Per the hospital policy and procedure for Triage Five (5) Tier Emergency Severity Index System (ESI) Guidelines, all patients seeking or requesting treatment in the Emergency Department will be triaged and receive a MSE (Medical Screening Examination) in compliance with the Federal EMTALA legislation. Under procedure it states patients will be classified based on the ESI level system at time of arrival/triage by a RN. Patients will be prioritized according to the acuity classification. The patient is assessed for priority according to, but not limited to: chief complaint with associated symptoms, vital signs to include pain level, body temperature for children under age 3, and general appearance including airway, breathing, circulation, and neurology status. Per the policy an ESI 3 level is a patient who is considered stable but potential to become unstable and the patient requiring 2 or more resources with vital signs not in danger zone. Number 10 under procedure states " patients should have repeat vital signs every 2 hours or more frequently based on clinical condition while waiting to be taken back to the treatment area. Repeat vital signs will include ABC assessment to include respiratory rate, pulse oximetry and heart rate.

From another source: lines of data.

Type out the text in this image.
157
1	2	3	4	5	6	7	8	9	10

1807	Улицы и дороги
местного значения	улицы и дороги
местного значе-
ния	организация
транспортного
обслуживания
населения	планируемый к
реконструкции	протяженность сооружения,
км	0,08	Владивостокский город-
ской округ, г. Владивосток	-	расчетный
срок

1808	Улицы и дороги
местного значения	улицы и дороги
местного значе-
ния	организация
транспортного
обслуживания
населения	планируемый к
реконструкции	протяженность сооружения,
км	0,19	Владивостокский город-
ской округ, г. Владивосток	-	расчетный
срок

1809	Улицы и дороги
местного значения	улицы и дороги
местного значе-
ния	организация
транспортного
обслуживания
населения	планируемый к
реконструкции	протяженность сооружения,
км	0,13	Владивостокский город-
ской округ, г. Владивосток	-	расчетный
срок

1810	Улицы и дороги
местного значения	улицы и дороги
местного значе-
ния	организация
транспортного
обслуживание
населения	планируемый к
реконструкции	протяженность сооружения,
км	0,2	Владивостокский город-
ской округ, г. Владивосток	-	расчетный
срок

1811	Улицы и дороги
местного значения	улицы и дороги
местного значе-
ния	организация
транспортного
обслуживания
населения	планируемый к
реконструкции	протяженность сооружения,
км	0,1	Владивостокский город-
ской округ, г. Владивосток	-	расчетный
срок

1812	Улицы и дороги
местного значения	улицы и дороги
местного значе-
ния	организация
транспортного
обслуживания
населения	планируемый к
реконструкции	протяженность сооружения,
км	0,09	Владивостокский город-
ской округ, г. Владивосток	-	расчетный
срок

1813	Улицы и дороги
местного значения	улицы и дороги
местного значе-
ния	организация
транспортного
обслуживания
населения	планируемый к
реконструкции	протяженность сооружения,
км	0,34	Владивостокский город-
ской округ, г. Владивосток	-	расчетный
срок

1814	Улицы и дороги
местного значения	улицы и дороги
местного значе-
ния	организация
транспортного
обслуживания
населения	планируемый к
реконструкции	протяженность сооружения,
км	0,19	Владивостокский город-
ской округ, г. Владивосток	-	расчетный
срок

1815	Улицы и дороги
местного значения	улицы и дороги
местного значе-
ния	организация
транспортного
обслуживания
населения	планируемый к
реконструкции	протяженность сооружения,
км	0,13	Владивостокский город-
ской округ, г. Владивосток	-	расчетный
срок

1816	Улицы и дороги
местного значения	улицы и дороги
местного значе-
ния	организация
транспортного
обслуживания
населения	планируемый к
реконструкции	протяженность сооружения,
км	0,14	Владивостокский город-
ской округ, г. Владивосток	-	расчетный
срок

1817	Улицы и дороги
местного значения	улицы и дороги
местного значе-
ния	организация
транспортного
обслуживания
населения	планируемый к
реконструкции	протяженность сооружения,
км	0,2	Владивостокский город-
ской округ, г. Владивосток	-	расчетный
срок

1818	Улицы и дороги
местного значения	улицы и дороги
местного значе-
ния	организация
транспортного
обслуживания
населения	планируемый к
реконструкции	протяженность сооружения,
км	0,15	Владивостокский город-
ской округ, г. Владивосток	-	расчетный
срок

The blood pressure and temperature will be reassessed based on clinical judgment of the nurse."
Patient #18 visited the ED on 1/5/14 with multiple complaints including headache, stomach pain, body-aches, nausea and neck pain. The patient was triaged at 7:17 PM with notes regarding vital signs around the same time. The patient was an ESI 3 with pain level 7. The next note timed 11:48 PM noted when they looked for the patient to perform the medical screening examination the patient had left the ED. This patient had been in the emergency department for 4 hour without an indication of reassessment including vital signs or pain assessment.

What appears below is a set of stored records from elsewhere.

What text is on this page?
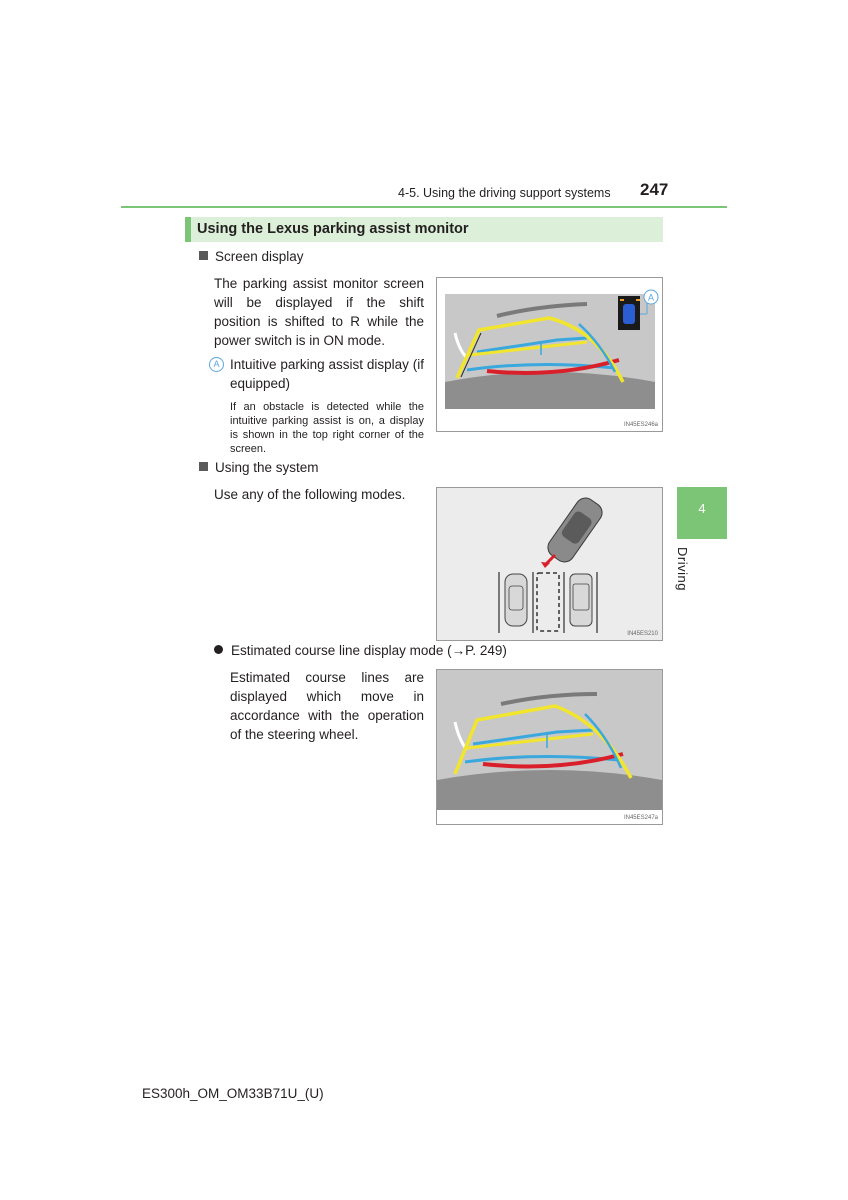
4-5. Using the driving support systems 247
Using the Lexus parking assist monitor
Screen display
The parking assist monitor screen will be displayed if the shift position is shifted to R while the power switch is in ON mode.
A Intuitive parking assist display (if equipped)
If an obstacle is detected while the intuitive parking assist is on, a display is shown in the top right corner of the screen.
A
IN45ES246a
Using the system
Use any of the following modes.
IN45ES210
Estimated course line display mode (→P. 249)
Estimated course lines are displayed which move in accordance with the operation of the steering wheel.
IN45ES247a
4
Driving
ES300h_OM_OM33B71U_(U)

Patient #19 visited the ED on 1/5/14 with infected hole in his leg. The patient was triaged at 7:31 PM and although admitted the patient's medical screening examination was performed on 1/6/14 at 4:46 AM. The patient was ESI 3 with pain level of 8. For a patient at this ESI level and pain score of 8, he should have been assessed and seen by the physician in a timely manner rather than 8 hours from the triage time.
In the case of both patients they were triaged with ESI 3 levels and pain score greater than 5 on pain scale of 1-10. Patient #18 had no evidence in the medical record of reassessment of vital signs or pain assessment and when staff went to call her back for MSE, the patient had left the ED with a total time of 4 hour in the ED. Patient #19 also had no evidence of reassessment for vital signs and pain and it was 8 hours before his medical screening examination was performed. The ED census for 1/5/14 1500 to 1/6/14 0800 revealed a census of 100 with gradual drop to 80s and low 70s. Per the Maryland CHAT Alert system for Region III, the hospital was on yellow alert from 1/5/14 1635 to 1/5/14 1818. The yellow alert means the hospital's ED temporarily request that it receive no patients in need of urgent medical care via 911. The hospital was not placed on any other type of alert until 1/6/14 at 1100. The ED was very busy but both patients had the potential to become unstable and were not being reassessed for pain and stability while waiting for the medical screening examination.